20 June 2019

Stonewalled

Last week I wrote about how Hope Hicks, Donald Trump's former senior aide, had agreed to testify before the House Judiciary Committee yesterday. That sounded like a positive development.

The reality turned out to be far different (details here). When she appeared to testify yesterday, a White House attorney and a Department of Justice attorney appeared at her side during the hearing and prevented her from answering any questions about her work for the President after his inauguration, claiming "executive privilege" over everything, including questions as innocuous as where her desk was located in the West Wing.

"Her refusal to answer questions is based on this very bogus immunity, sort of newly invented, very broad immunity, that you can never be asked anything about anything you ever did while you worked for the president, which is an absurdity," said David Cicilline to reporters. "This will ultimately be decided by a court."
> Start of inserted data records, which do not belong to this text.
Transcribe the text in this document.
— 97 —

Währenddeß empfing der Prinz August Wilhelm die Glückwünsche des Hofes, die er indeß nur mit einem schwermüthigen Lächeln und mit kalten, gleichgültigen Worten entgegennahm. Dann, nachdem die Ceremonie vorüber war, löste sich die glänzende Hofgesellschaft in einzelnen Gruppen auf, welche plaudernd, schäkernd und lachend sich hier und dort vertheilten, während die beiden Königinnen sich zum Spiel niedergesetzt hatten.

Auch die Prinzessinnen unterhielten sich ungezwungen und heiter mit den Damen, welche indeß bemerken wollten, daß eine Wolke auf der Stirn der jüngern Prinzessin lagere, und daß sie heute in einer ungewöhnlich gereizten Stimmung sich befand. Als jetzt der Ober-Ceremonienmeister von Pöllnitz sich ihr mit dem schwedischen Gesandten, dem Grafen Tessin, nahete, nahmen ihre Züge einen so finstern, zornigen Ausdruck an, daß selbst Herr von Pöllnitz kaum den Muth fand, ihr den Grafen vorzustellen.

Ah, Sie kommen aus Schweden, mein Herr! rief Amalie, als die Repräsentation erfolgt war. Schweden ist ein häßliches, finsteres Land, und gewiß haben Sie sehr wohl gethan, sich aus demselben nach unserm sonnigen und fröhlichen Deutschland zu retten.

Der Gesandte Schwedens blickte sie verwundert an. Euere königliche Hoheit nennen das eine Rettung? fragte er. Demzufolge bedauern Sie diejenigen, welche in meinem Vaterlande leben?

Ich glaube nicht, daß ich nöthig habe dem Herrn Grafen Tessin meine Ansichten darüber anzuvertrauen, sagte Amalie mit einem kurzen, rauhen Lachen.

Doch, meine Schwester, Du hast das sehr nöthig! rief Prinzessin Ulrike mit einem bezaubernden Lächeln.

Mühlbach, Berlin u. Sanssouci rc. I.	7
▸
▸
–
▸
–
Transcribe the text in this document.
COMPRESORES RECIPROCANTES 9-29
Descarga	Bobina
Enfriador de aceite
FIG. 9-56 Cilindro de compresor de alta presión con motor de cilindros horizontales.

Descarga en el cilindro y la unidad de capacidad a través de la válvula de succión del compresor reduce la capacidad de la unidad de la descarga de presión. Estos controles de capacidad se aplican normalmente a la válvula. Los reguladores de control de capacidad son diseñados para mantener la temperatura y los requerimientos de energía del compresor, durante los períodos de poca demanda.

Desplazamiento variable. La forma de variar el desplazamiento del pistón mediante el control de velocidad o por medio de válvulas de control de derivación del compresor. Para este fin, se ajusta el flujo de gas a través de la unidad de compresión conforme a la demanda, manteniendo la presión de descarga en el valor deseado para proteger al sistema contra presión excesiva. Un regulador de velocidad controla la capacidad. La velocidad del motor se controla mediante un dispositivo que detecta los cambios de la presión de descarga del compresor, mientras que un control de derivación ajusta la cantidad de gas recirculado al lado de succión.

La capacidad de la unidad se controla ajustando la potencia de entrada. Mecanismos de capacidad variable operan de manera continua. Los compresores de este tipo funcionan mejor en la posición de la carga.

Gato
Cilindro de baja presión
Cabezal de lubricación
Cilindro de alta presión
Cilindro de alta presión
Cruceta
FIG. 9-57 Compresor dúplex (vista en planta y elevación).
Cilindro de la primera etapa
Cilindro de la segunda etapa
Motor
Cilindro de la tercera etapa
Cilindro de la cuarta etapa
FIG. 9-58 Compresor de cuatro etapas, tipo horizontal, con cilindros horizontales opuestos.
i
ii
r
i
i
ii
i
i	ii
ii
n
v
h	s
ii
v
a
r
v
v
Trump almost certainly has been told that legal precedent is strongly against him on these points. But he's trying to run out the clock. He probably knows he can't forever stop the testimony, but he's trying to drag it out as long as possible, perhaps hoping public interest will died down.

This kind of stonewalling, however, may help push more members of Congress off the fence and onto the impeachment bandwagon. The Democratic leadership is resisting that for now, but if the number of supporters continues to rise to a certain level, they will almost certainly reconsider their position.